Manuscripts/Mixed Material Interview with Robert E. Barbour
BARBOUR: The Vietnamese certainly, I don't know if oppressed them is the right term, exploited them. As the highlands became targets of development and exploitation and the Vietnamese moved up there voluntarily they began to conflict with the Montagnards whose lands they were. The Montagnards were much happier with us, I think, than with the Vietnamese who were very aggressive. Sihanouk used to say that if there had been no French in the middle of the nineteenth century there would be no Cambodia. Yes, there were conflicts and the Vietnamese in their cultural arrogance looked down on them and exploited them and ordered them around.
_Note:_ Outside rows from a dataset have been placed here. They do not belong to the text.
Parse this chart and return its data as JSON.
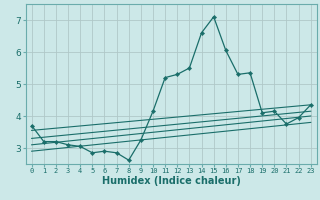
{
  "xlabel": "Humidex (Indice chaleur)",
  "bg_color": "#cce8e8",
  "grid_color": "#b0c8c8",
  "line_color": "#1a6e6a",
  "spine_color": "#6aacac",
  "xlim": [
    -0.5,
    23.5
  ],
  "ylim": [
    2.5,
    7.5
  ],
  "yticks": [
    3,
    4,
    5,
    6,
    7
  ],
  "xticks": [
    0,
    1,
    2,
    3,
    4,
    5,
    6,
    7,
    8,
    9,
    10,
    11,
    12,
    13,
    14,
    15,
    16,
    17,
    18,
    19,
    20,
    21,
    22,
    23
  ],
  "main_line": {
    "x": [
      0,
      1,
      2,
      3,
      4,
      5,
      6,
      7,
      8,
      9,
      10,
      11,
      12,
      13,
      14,
      15,
      16,
      17,
      18,
      19,
      20,
      21,
      22,
      23
    ],
    "y": [
      3.7,
      3.2,
      3.2,
      3.1,
      3.05,
      2.85,
      2.9,
      2.85,
      2.62,
      3.25,
      4.15,
      5.2,
      5.3,
      5.5,
      6.6,
      7.1,
      6.05,
      5.3,
      5.35,
      4.1,
      4.15,
      3.75,
      3.95,
      4.35
    ]
  },
  "straight_lines": [
    {
      "x0": 0,
      "y0": 3.55,
      "x1": 23,
      "y1": 4.35
    },
    {
      "x0": 0,
      "y0": 3.3,
      "x1": 23,
      "y1": 4.15
    },
    {
      "x0": 0,
      "y0": 3.1,
      "x1": 23,
      "y1": 4.0
    },
    {
      "x0": 0,
      "y0": 2.9,
      "x1": 23,
      "y1": 3.8
    }
  ],
  "xlabel_fontsize": 7,
  "tick_fontsize": 5,
  "ytick_fontsize": 6.5
}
I remember once we were spending the night in a Montagnard village and as we were sitting around I noticed a picture of Diem up on the wall. I asked our host, “Who is that man?” He said, “I don't know.” There was a Vietnamese with us who got very exercised and said, “Yes you do know who that is.”
Q: Did you ever get to see Diem's brother?
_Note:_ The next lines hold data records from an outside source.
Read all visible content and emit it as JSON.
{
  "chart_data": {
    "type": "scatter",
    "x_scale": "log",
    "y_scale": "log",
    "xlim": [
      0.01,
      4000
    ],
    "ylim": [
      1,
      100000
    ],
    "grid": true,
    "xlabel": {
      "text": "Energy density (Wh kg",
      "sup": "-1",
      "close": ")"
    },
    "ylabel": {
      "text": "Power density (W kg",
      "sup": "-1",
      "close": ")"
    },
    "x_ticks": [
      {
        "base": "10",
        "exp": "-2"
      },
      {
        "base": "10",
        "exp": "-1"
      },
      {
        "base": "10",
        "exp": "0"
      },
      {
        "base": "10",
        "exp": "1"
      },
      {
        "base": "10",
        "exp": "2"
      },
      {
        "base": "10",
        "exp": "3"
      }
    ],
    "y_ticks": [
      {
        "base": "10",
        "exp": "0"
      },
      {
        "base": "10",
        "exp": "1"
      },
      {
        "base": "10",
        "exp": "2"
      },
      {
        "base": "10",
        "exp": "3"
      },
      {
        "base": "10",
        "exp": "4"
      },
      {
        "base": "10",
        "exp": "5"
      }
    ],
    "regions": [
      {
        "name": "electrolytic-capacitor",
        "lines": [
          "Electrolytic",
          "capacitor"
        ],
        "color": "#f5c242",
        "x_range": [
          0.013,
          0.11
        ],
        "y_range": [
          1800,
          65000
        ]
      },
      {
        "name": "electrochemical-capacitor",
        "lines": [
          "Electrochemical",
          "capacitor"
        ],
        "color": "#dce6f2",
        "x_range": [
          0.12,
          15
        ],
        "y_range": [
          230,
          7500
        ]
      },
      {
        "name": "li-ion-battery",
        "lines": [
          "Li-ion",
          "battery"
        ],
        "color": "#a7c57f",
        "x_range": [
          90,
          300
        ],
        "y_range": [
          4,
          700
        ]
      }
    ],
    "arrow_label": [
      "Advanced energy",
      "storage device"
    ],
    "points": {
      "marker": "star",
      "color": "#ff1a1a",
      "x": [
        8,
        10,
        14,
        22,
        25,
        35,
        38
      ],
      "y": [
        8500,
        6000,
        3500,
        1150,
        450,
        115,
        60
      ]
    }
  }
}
BARBOUR: Yes, I had one meeting with him shortly before I left, unfortunately; I hadn't wanted to press him but use it as a social occasion to build upon later. I think I was the only American who ever saw him. We had a nice social chat about general problems up there and about American aid, he had some pet projects he hoped we would help him with. He had some criticisms of American aid which, as I recall, were factually incorrect and improperly premised. Just a few days before we were leaving we were being inspected and I had the inspector in my office and there came some messengers from the “councilor,” as he was called. In they came with a pole over their head with an enormous gaur head. A gaur is a wild cow, I think, a jungle cow, an enormous beast. Here was the stuffed head of this gaur slung on the pole. That was my farewell present from the councilor.
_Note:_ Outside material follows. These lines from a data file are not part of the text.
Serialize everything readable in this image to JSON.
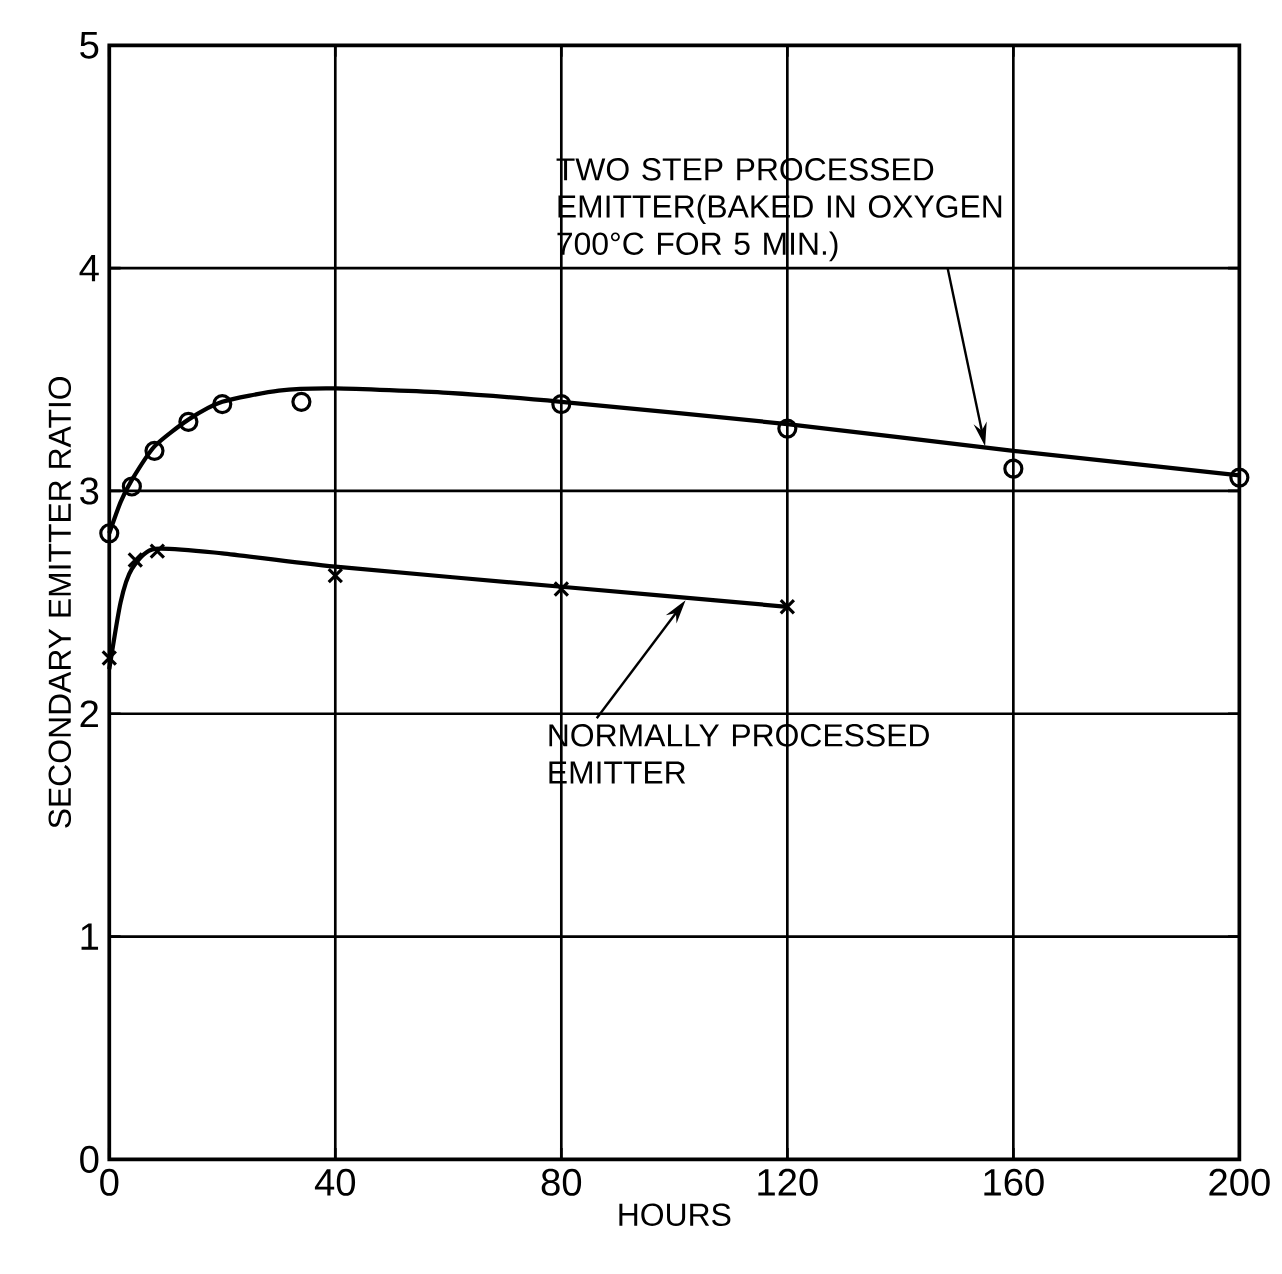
{
  "chart_data": {
    "type": "scatter",
    "xlabel": "HOURS",
    "ylabel": "SECONDARY EMITTER RATIO",
    "xlim": [
      0,
      200
    ],
    "ylim": [
      0,
      5
    ],
    "xticks": [
      0,
      40,
      80,
      120,
      160,
      200
    ],
    "yticks": [
      0,
      1,
      2,
      3,
      4,
      5
    ],
    "grid": true,
    "series": [
      {
        "type": "line",
        "color": "#000000",
        "marker": "none",
        "x": [
          0,
          2,
          4,
          8,
          14,
          20,
          30,
          40,
          60,
          80,
          120,
          160,
          200
        ],
        "values": [
          2.81,
          2.95,
          3.05,
          3.2,
          3.32,
          3.4,
          3.45,
          3.46,
          3.44,
          3.4,
          3.3,
          3.18,
          3.07
        ]
      },
      {
        "type": "scatter",
        "color": "#000000",
        "marker": "circle",
        "x": [
          0,
          4,
          8,
          14,
          20,
          34,
          80,
          120,
          160,
          200
        ],
        "values": [
          2.81,
          3.02,
          3.18,
          3.31,
          3.39,
          3.4,
          3.39,
          3.28,
          3.1,
          3.06
        ]
      },
      {
        "type": "line",
        "color": "#000000",
        "marker": "none",
        "x": [
          0,
          2,
          4,
          8,
          20,
          40,
          80,
          120
        ],
        "values": [
          2.2,
          2.5,
          2.65,
          2.74,
          2.72,
          2.66,
          2.57,
          2.48
        ]
      },
      {
        "type": "scatter",
        "color": "#000000",
        "marker": "cross",
        "x": [
          0,
          4.6,
          8.5,
          40,
          80,
          120
        ],
        "values": [
          2.25,
          2.69,
          2.73,
          2.62,
          2.56,
          2.48
        ]
      }
    ],
    "annotations": [
      {
        "text": "TWO STEP PROCESSED EMITTER(BAKED IN OXYGEN 700°C FOR 5 MIN.)",
        "x": 155,
        "y": 3.2
      },
      {
        "text": "NORMALLY PROCESSED EMITTER",
        "x": 102,
        "y": 2.51
      }
    ]
  }
}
Q: How did the Embassy use you? You already had your ties there.
BARBOUR: We were a listening post to extend the reportorial reach of the Embassy, which we did. I remember one day sitting in my office wondering what I would do with my time that day. I said to myself, “I know.” I got in my car and drove down to the lagoon, it was a kind of estuary, hired a boat and went across to the other side and spent the day walking around through a couple of villages there. Then went back and wrote what I thought was a wonderful report on what life was like over there, what people were talking about and how the economy was functioning or not functioning.